$100 Oil Will Mean Greater Instability in Fuel-Subsidizing Countries

$100 Oil Will Mean Greater Instability in Fuel-Subsidizing Countries

By now, after years of skyrocketing fuel prices, the news that the price of a barrel of oil is hitting $100 doesn't exactly cause panic. When you consider that a barrel of crude cost just $11 in 1998, and double that at the beginning of the decade, the truly astonishing development is that our lives have changed so little as a result of the higher prices. And yet, as some oil exporting countries swim in the riches of our gas money, the consequences of $100 oil are not always what you -- and they -- might expect. Soaring prices at the pump could cause Western economies to slow down, and high oil prices will continue to enrich and embolden shady rulers in dangerous countries. But far beyond our SUV-clogged highways, the price of oil could reshape the world in unexpected ways.

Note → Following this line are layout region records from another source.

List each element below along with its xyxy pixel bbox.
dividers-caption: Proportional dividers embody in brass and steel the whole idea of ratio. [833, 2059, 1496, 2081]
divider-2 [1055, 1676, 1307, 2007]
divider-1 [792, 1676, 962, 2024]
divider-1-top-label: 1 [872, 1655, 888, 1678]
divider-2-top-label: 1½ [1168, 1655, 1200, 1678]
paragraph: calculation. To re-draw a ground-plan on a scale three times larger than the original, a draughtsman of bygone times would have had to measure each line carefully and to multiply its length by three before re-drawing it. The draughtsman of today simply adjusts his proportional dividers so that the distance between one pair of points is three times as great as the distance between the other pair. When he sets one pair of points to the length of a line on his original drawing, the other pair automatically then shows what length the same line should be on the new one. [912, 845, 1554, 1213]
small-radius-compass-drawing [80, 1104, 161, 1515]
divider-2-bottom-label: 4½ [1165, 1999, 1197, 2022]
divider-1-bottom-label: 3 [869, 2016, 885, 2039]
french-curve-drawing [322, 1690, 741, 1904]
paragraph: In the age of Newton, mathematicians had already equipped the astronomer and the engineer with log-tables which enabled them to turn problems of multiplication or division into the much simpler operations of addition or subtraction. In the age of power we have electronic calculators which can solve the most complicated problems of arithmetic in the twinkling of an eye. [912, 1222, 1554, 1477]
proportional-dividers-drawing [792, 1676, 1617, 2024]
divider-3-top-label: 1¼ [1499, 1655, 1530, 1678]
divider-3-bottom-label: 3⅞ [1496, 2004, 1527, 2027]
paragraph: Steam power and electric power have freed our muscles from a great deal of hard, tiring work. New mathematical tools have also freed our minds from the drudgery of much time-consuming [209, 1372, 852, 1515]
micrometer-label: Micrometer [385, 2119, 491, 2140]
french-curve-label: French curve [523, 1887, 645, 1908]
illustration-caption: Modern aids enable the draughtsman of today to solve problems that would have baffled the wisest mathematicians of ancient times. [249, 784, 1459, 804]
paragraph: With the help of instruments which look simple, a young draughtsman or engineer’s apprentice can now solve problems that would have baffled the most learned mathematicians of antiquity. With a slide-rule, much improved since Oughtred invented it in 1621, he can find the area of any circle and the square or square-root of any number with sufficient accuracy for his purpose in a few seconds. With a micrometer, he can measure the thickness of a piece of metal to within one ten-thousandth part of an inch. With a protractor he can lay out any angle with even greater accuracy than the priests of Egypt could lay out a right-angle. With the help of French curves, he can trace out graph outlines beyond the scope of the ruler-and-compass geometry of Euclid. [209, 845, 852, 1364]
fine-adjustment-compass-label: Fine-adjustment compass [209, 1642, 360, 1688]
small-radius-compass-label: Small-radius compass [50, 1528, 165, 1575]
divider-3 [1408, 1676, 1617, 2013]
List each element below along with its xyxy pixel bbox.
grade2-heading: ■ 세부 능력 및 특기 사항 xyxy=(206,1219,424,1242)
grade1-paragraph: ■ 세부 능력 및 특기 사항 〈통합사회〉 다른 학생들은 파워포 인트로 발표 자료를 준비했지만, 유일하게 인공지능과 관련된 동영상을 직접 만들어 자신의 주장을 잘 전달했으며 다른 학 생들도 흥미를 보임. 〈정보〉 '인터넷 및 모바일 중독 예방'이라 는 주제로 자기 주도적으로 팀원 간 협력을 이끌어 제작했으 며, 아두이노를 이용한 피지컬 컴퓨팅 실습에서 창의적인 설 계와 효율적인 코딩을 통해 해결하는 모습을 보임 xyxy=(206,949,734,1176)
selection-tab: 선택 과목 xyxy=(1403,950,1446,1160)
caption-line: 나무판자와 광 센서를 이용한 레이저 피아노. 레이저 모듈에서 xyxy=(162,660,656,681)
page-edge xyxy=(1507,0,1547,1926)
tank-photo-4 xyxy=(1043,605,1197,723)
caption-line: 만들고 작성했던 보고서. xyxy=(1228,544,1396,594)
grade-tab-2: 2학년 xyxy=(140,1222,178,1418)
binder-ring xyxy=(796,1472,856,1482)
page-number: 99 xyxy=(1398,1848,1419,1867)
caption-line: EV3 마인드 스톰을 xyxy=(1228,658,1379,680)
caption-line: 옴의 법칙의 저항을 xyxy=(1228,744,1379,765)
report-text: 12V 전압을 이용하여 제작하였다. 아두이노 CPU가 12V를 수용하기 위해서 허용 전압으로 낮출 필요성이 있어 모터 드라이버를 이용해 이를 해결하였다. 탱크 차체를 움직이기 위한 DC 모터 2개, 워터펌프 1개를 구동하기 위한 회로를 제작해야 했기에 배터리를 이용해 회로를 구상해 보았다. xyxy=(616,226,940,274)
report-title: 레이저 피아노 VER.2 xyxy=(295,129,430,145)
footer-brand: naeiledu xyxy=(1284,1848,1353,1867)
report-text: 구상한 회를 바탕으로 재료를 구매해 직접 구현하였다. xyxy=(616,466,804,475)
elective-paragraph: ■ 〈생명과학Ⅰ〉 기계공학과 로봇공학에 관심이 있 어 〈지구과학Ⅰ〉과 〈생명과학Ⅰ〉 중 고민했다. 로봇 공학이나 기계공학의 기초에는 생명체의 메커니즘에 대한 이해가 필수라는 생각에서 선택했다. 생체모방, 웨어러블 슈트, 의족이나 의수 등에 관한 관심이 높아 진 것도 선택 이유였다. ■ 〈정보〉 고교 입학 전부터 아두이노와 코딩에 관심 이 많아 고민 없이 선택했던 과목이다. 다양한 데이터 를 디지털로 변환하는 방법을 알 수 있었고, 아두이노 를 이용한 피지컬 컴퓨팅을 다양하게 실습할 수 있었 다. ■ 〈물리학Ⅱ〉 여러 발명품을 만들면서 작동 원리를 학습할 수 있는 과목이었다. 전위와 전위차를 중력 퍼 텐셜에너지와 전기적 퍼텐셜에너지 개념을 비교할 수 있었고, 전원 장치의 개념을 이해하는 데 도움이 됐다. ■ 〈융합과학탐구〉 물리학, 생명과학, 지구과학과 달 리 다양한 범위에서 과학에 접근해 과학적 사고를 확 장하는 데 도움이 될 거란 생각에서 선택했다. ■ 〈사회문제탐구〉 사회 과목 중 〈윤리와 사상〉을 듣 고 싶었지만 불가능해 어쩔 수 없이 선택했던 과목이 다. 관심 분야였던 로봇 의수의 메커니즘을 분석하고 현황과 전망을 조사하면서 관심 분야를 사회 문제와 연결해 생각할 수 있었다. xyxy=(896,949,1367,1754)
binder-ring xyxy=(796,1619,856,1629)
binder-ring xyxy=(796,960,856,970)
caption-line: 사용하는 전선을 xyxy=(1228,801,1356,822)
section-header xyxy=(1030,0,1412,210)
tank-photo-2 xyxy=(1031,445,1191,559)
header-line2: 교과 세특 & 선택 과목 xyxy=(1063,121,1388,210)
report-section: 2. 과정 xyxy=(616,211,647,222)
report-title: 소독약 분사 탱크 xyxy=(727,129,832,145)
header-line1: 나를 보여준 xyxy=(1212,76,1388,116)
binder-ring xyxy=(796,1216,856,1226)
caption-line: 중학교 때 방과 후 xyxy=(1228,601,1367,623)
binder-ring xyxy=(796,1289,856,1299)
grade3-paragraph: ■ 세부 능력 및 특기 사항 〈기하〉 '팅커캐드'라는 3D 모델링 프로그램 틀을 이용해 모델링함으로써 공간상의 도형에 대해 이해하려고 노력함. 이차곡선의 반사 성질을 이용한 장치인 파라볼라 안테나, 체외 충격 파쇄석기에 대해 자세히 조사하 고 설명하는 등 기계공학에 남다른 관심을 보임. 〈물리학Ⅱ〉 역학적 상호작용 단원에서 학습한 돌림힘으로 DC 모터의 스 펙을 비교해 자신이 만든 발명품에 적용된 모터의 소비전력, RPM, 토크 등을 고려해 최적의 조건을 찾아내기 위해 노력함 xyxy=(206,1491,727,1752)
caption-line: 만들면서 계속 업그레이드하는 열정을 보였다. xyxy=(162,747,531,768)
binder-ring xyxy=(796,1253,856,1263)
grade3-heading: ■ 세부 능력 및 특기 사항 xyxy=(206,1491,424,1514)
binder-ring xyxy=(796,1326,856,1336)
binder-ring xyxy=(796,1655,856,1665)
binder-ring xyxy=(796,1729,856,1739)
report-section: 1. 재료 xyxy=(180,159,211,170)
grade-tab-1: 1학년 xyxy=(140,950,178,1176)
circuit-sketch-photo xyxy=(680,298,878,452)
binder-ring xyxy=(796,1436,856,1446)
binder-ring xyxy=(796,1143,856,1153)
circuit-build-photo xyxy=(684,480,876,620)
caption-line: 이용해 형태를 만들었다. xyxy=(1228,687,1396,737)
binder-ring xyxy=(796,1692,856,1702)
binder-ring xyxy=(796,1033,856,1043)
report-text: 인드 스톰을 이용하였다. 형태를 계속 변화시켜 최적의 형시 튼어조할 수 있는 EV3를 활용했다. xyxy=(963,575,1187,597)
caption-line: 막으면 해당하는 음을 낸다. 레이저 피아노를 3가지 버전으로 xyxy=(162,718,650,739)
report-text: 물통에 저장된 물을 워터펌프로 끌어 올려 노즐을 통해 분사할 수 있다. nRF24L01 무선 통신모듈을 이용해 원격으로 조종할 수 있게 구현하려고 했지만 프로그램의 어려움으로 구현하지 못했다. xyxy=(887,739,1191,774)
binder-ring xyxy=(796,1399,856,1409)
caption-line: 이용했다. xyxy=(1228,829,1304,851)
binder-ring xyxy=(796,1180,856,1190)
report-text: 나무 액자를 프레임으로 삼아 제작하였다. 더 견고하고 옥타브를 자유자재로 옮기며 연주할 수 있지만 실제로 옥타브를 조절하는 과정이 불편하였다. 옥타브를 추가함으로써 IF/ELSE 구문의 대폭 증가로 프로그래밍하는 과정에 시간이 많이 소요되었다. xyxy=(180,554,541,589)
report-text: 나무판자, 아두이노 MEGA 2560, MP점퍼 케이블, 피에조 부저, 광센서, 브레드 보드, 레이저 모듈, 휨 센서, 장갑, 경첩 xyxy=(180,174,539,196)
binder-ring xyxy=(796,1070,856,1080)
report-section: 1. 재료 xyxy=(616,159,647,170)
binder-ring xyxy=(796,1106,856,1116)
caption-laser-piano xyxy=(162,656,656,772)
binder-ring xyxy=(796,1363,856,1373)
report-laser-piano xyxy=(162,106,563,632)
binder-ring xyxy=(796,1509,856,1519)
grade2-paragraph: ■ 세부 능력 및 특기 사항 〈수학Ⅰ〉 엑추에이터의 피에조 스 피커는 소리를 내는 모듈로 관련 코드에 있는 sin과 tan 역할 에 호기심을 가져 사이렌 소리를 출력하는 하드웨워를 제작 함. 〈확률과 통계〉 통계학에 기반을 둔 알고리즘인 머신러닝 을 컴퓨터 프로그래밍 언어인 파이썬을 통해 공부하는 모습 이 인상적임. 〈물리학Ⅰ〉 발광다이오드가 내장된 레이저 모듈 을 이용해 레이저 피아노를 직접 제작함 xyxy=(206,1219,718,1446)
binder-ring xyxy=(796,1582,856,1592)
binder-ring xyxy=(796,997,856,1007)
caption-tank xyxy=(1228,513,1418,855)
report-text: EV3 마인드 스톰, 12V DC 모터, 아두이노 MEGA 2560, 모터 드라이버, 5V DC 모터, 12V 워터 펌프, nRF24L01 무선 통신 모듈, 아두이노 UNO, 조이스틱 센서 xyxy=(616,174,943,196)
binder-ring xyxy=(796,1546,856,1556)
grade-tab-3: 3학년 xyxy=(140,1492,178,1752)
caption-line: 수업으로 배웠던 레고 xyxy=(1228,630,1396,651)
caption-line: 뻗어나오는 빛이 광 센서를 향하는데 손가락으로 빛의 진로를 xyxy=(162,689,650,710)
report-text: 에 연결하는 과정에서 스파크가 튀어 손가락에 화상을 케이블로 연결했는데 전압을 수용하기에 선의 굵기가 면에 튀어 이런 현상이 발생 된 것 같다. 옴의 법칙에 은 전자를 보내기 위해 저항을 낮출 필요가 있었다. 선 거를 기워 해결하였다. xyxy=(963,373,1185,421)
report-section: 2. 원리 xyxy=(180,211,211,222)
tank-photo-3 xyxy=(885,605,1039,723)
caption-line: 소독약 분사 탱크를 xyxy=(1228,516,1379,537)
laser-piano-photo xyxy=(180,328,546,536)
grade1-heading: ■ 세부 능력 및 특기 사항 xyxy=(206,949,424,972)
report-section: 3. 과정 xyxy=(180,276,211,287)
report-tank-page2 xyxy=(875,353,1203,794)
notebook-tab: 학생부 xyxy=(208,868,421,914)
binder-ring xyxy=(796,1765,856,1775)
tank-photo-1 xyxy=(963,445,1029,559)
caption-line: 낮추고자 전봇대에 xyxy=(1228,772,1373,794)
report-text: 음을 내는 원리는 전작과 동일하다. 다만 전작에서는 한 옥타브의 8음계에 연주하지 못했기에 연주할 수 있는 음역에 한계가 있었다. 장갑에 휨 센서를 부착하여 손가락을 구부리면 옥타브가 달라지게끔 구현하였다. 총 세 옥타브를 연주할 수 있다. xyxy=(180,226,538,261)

Many countries, including major oil exporters, spend huge sums subsidizing fuel prices; the higher the price of oil, the higher the cost of these subsidies. At some point, the subsidies become too much and the government has to cut back, potentially sparking unrest. That was the experience of Venezuela in the late 1980s, when thousands of people died in riots that followed a cut in subsidies. In Venezuela today, where the world's cheapest gasoline sells at about 8 cents a gallon, President Hugo Chavez is already laying the groundwork for a possible cut in a subsidy that costs his deficit-riddled treasury about $9 billion a year. Chavez is talking about the evils of gas-guzzling Hummers and the need to keep the revolution from financing the spending habits of the rich. But cheap fuel also keeps transportation for the poor affordable and a price jump at the pump could spell trouble.

Iran has been swaggering on the world stage, defiantly pushing ahead with a nuclear program it claims is aimed only at producing electricity. But Iran's real energy problem is gasoline and what the country really needs is oil refineries, not nuclear reactors. Despite its vast oil reserves, Iran imports 40 percent of the gas it uses. To keep the peace at home, the government subsidizes gas prices. By some estimates, it costs 38 percent of the national budget to keep gas prices affordable.